Professor Pfeiffer, welchen wissenschaftlichen Zusammenhang gibt es zwischen dem Gebrauch von Spielzeugwaffen wie Softair-Pistolen und tatsächlicher Gewalt?
In Jugendgruppen, in denen verstärkt Gewalt auftritt, haben wir es häufig mit einer Macho-Kultur zu tun. Gediegene Machos bedienen sich gerne solcher Waffen. Wer sich mit einer Softair-Pistole oder einem Messer ausstatten kann, der steigert die Attraktivität innerhalb der Gruppe. Man will es haben, man will Show-Power zeigen. Solche Nutzer von Softair-Waffen sind bereits auf dem Trip in Richtung Gewalt.
Sind Softair-Waffen für solche Jugendliche der erste Schritt zur richtigen Waffe?

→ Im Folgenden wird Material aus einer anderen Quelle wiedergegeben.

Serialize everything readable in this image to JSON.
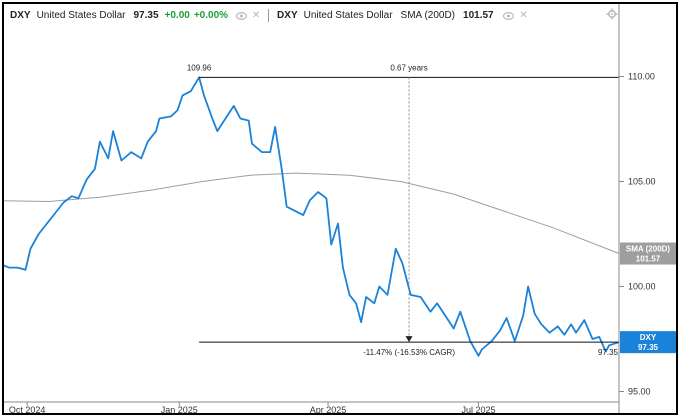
{
  "legend": {
    "dxy": {
      "ticker": "DXY",
      "name": "United States Dollar",
      "value": "97.35",
      "change": "+0.00",
      "change_pct": "+0.00%",
      "icons": [
        "eye-icon",
        "close-icon"
      ]
    },
    "sma": {
      "ticker": "DXY",
      "name": "United States Dollar",
      "indicator": "SMA (200D)",
      "value": "101.57",
      "icons": [
        "eye-icon",
        "close-icon"
      ]
    },
    "settings_icon": "gear-icon"
  },
  "colors": {
    "price_line": "#1a82d8",
    "sma_line": "#9e9e9e",
    "sma_badge": "#9e9e9e",
    "price_badge": "#1a82d8",
    "axis": "#888888",
    "change_positive": "#1a9e3a"
  },
  "annotations": {
    "peak_value": "109.96",
    "duration": "0.67 years",
    "drawdown": "-11.47% (-16.53% CAGR)",
    "end_value": "97.35"
  },
  "badges": {
    "sma_label": "SMA (200D)",
    "sma_value": "101.57",
    "price_label": "DXY",
    "price_value": "97.35"
  },
  "chart_data": {
    "type": "line",
    "x_ticks": [
      "Oct 2024",
      "Jan 2025",
      "Apr 2025",
      "Jul 2025"
    ],
    "y_ticks": [
      95.0,
      100.0,
      105.0,
      110.0
    ],
    "ylim": [
      94.5,
      112.5
    ],
    "xlim": [
      "2024-09-17",
      "2025-09-24"
    ],
    "grid": false,
    "legend_position": "top-left",
    "series": [
      {
        "name": "DXY",
        "points": [
          [
            "2024-09-17",
            101.0
          ],
          [
            "2024-09-20",
            100.9
          ],
          [
            "2024-09-25",
            100.9
          ],
          [
            "2024-09-30",
            100.8
          ],
          [
            "2024-10-03",
            101.8
          ],
          [
            "2024-10-08",
            102.5
          ],
          [
            "2024-10-14",
            103.1
          ],
          [
            "2024-10-18",
            103.5
          ],
          [
            "2024-10-23",
            104.0
          ],
          [
            "2024-10-28",
            104.3
          ],
          [
            "2024-11-01",
            104.2
          ],
          [
            "2024-11-06",
            105.1
          ],
          [
            "2024-11-11",
            105.6
          ],
          [
            "2024-11-14",
            106.9
          ],
          [
            "2024-11-19",
            106.1
          ],
          [
            "2024-11-22",
            107.4
          ],
          [
            "2024-11-27",
            106.0
          ],
          [
            "2024-12-03",
            106.4
          ],
          [
            "2024-12-09",
            106.1
          ],
          [
            "2024-12-13",
            106.9
          ],
          [
            "2024-12-18",
            107.4
          ],
          [
            "2024-12-20",
            108.0
          ],
          [
            "2024-12-27",
            108.1
          ],
          [
            "2024-12-31",
            108.4
          ],
          [
            "2025-01-03",
            109.1
          ],
          [
            "2025-01-08",
            109.3
          ],
          [
            "2025-01-13",
            109.96
          ],
          [
            "2025-01-16",
            109.1
          ],
          [
            "2025-01-21",
            108.0
          ],
          [
            "2025-01-24",
            107.4
          ],
          [
            "2025-01-29",
            108.0
          ],
          [
            "2025-02-03",
            108.6
          ],
          [
            "2025-02-07",
            108.0
          ],
          [
            "2025-02-12",
            107.9
          ],
          [
            "2025-02-14",
            106.8
          ],
          [
            "2025-02-20",
            106.4
          ],
          [
            "2025-02-25",
            106.4
          ],
          [
            "2025-02-28",
            107.6
          ],
          [
            "2025-03-04",
            105.6
          ],
          [
            "2025-03-07",
            103.8
          ],
          [
            "2025-03-12",
            103.6
          ],
          [
            "2025-03-17",
            103.4
          ],
          [
            "2025-03-21",
            104.1
          ],
          [
            "2025-03-26",
            104.5
          ],
          [
            "2025-03-31",
            104.2
          ],
          [
            "2025-04-03",
            102.0
          ],
          [
            "2025-04-07",
            103.0
          ],
          [
            "2025-04-10",
            100.9
          ],
          [
            "2025-04-14",
            99.6
          ],
          [
            "2025-04-18",
            99.2
          ],
          [
            "2025-04-21",
            98.3
          ],
          [
            "2025-04-24",
            99.5
          ],
          [
            "2025-04-29",
            99.2
          ],
          [
            "2025-05-02",
            100.0
          ],
          [
            "2025-05-07",
            99.6
          ],
          [
            "2025-05-12",
            101.8
          ],
          [
            "2025-05-16",
            101.1
          ],
          [
            "2025-05-21",
            99.6
          ],
          [
            "2025-05-27",
            99.5
          ],
          [
            "2025-06-02",
            98.8
          ],
          [
            "2025-06-06",
            99.2
          ],
          [
            "2025-06-11",
            98.6
          ],
          [
            "2025-06-16",
            98.0
          ],
          [
            "2025-06-20",
            98.8
          ],
          [
            "2025-06-26",
            97.4
          ],
          [
            "2025-07-01",
            96.7
          ],
          [
            "2025-07-03",
            97.0
          ],
          [
            "2025-07-09",
            97.4
          ],
          [
            "2025-07-14",
            97.9
          ],
          [
            "2025-07-18",
            98.5
          ],
          [
            "2025-07-23",
            97.4
          ],
          [
            "2025-07-28",
            98.6
          ],
          [
            "2025-07-31",
            100.0
          ],
          [
            "2025-08-04",
            98.7
          ],
          [
            "2025-08-08",
            98.2
          ],
          [
            "2025-08-13",
            97.8
          ],
          [
            "2025-08-18",
            98.1
          ],
          [
            "2025-08-22",
            97.7
          ],
          [
            "2025-08-26",
            98.2
          ],
          [
            "2025-08-29",
            97.8
          ],
          [
            "2025-09-03",
            98.4
          ],
          [
            "2025-09-08",
            97.5
          ],
          [
            "2025-09-12",
            97.6
          ],
          [
            "2025-09-16",
            96.9
          ],
          [
            "2025-09-18",
            97.2
          ],
          [
            "2025-09-24",
            97.35
          ]
        ]
      },
      {
        "name": "SMA (200D)",
        "points": [
          [
            "2024-09-17",
            104.08
          ],
          [
            "2024-10-14",
            104.05
          ],
          [
            "2024-11-14",
            104.25
          ],
          [
            "2024-12-16",
            104.6
          ],
          [
            "2025-01-15",
            105.0
          ],
          [
            "2025-02-13",
            105.3
          ],
          [
            "2025-03-13",
            105.4
          ],
          [
            "2025-04-14",
            105.3
          ],
          [
            "2025-05-15",
            105.0
          ],
          [
            "2025-06-16",
            104.4
          ],
          [
            "2025-07-16",
            103.6
          ],
          [
            "2025-08-15",
            102.8
          ],
          [
            "2025-09-24",
            101.57
          ]
        ]
      }
    ]
  }
}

Auf jeden Fall unterstützen sie ebenso wie echte Waffen die Macho-Kultur der Gruppe. Die reine Verfügbarkeit von Softair-Waffen stellt an sich allerdings noch keine Gefahr dar, das muss man ganz klar sagen. Erst bei realen Waffen werden Konflikte gefährlich.

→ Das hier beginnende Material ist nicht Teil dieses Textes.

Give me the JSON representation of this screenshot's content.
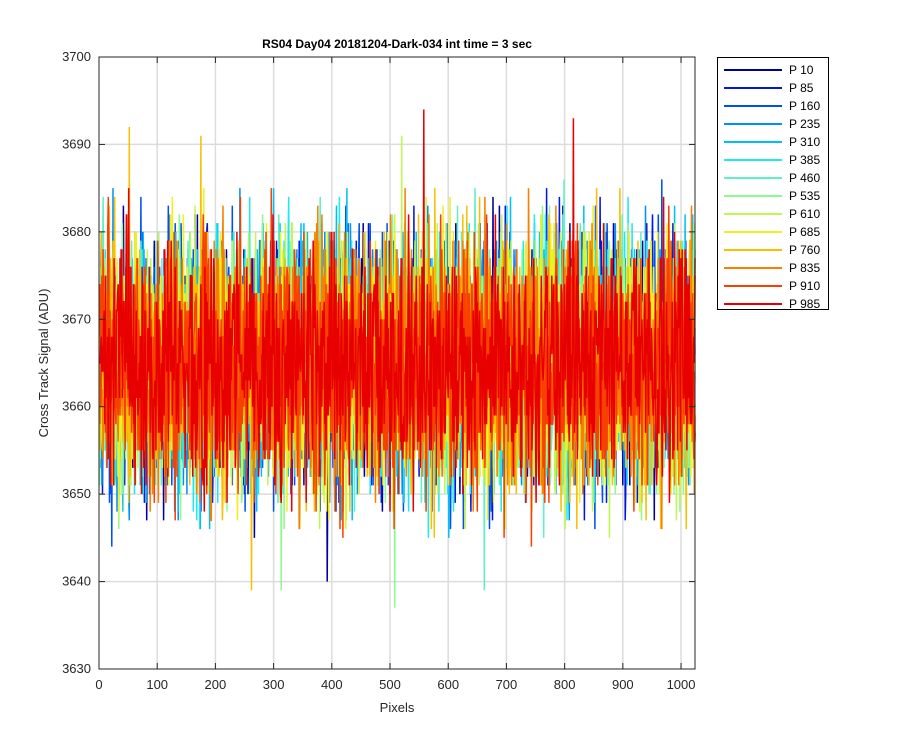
{
  "chart_data": {
    "type": "line",
    "title": "RS04 Day04 20181204-Dark-034 int time = 3 sec",
    "xlabel": "Pixels",
    "ylabel": "Cross Track Signal (ADU)",
    "xlim": [
      0,
      1024
    ],
    "ylim": [
      3630,
      3700
    ],
    "xticks": [
      0,
      100,
      200,
      300,
      400,
      500,
      600,
      700,
      800,
      900,
      1000
    ],
    "yticks": [
      3630,
      3640,
      3650,
      3660,
      3670,
      3680,
      3690,
      3700
    ],
    "grid": true,
    "legend_position": "outside-right-top",
    "noise_model": {
      "mean": 3665,
      "std": 7,
      "x_start": 1,
      "x_end": 1024
    },
    "series": [
      {
        "name": "P 10",
        "color": "#00009c"
      },
      {
        "name": "P 85",
        "color": "#0018d8"
      },
      {
        "name": "P 160",
        "color": "#0050f0"
      },
      {
        "name": "P 235",
        "color": "#0090f8"
      },
      {
        "name": "P 310",
        "color": "#00c0f8"
      },
      {
        "name": "P 385",
        "color": "#20e8f0"
      },
      {
        "name": "P 460",
        "color": "#60f0c8"
      },
      {
        "name": "P 535",
        "color": "#90f890"
      },
      {
        "name": "P 610",
        "color": "#c0f850"
      },
      {
        "name": "P 685",
        "color": "#f0f020"
      },
      {
        "name": "P 760",
        "color": "#f8c000"
      },
      {
        "name": "P 835",
        "color": "#f88000"
      },
      {
        "name": "P 910",
        "color": "#f84000"
      },
      {
        "name": "P 985",
        "color": "#e80000"
      }
    ],
    "peaks": [
      {
        "series": "P 985",
        "x": 558,
        "y": 3694
      },
      {
        "series": "P 985",
        "x": 815,
        "y": 3693
      },
      {
        "series": "P 760",
        "x": 52,
        "y": 3692
      },
      {
        "series": "P 760",
        "x": 175,
        "y": 3691
      },
      {
        "series": "P 610",
        "x": 520,
        "y": 3691
      },
      {
        "series": "P 535",
        "x": 508,
        "y": 3637
      },
      {
        "series": "P 760",
        "x": 262,
        "y": 3639
      },
      {
        "series": "P 10",
        "x": 392,
        "y": 3640
      },
      {
        "series": "P 460",
        "x": 662,
        "y": 3639
      },
      {
        "series": "P 535",
        "x": 313,
        "y": 3639
      }
    ]
  }
}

Was ist mit Kindern und Jugendlichen, die Softair-Waffen kaufen und benutzen, aber nicht zu solchen Gruppen gehören?
Es besteht nach unseren Erkenntnissen keine Gefahr, wenn man kein Problemkind ist und nicht zu einer Gruppe mit Macho-Kultur gehört. Das Angebot und der Gebrauch von z.B. Softair-Waffen ist niemals ein Allein-Auslöser, sondern nur ein Verstärkungsfaktor in der Gewaltentwicklung. Hauptfaktoren sind andere wie etwa: Gewalt in der Familie, Drogen/Alkohol, eine miserablen Bildung, soziale Isolation und fehlende Erfolgserlebnisse.
In unmittelbarer Umgebung des betreffenden Geschäftes befindet sich einer der sozialen Brennpunkte unseres Stadtteils. Er ist zwar klein, aber trotzdem macht die Nähe vielen Bürgern Angst.
Ich denke, der Standort wurde bewusst gewählt. Die sozial deklassierten jungen Verlierer rüsten auf, damit lässt sich Geld verdienen. Sie sind begierig nach entsprechenden Waffen und Waffen-Imitaten. Wer arm an Leben ist, möchte reich an Waffen sein - das ist eine alte, aber immer noch gültige Erkenntnis.
Ein Bürgerinitiative will sich nun für die Schließung des Geschäftes stark machen. Macht das Sinn?
Rechtlich wird es da keine Handhabe geben. Eine andere Möglichkeit als zivilen Widerstand gibt es nicht, ein solches Geschäft in die Diskussion zu bringen. Etwas zu unternehmen ist aber auf jeden Fall begrüßenswert - wenn man dabei den Vermieter überzeugen kann, ist der Widerstand vielleicht sogar erfolgreich.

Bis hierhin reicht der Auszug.